THREE years after delighting audiences with observations of a group of ageing Brit expats whose lives have followed varying paths, writer Ol Parker and director John Madden revisit them still living in the Indian hotel owned by Sunny (Dev Patel) whose business skills don’t match his ambition.
This time he’s in California seeking financing to renovate another run-down hotel. Much of the film deals with that ambition and the people sent by the financiers to review, clandestinely, the proposal on the ground.

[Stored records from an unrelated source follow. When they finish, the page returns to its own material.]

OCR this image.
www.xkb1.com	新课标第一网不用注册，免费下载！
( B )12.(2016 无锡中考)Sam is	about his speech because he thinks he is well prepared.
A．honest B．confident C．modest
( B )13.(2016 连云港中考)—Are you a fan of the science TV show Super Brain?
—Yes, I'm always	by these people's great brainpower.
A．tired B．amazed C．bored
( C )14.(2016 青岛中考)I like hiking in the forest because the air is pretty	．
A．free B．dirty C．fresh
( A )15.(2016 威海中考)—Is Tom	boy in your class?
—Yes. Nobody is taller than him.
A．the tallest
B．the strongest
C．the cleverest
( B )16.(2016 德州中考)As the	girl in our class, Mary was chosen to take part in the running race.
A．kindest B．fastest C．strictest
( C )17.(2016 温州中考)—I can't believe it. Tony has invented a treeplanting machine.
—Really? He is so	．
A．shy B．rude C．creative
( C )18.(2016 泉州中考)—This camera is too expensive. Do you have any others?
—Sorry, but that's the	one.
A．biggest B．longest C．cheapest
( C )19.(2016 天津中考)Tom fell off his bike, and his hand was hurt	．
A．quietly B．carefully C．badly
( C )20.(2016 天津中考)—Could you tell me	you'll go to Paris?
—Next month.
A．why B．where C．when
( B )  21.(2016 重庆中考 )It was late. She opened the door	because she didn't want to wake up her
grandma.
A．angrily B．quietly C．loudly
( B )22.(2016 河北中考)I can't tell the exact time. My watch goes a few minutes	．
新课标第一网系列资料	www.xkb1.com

The core cast remains unchanged from the original troupe. Maggie Smith, the former charlady who’s now assistant manager of the hotel; Judi Dench, now working for a merchandising company and Bill Nighy, the tourist guide yearning to take her in his arms; Celia Imrie the bundle of raging hormones in need of relief and Ronald Pickup the bachelor having a thing with a woman (Diana Hardcastle) who has no wish to remain celibate.
Newcomers are Richard Gere playing a writer whom Sunny believes is the undercover agent sent to evaluate his financial request and Tamsin Greig as a daughter waiting the arrival of her mother.
The film looks good. The plot is unburdened by insoluble issues. The dialogue is largely plebian with occasional one-liners of varying sharpness. The sparkle of the original has dimmed, its freshness has faded and its dramatic impetus has turned flaccid. In short, it’s a sequel showing the problems that bedevil most sequels.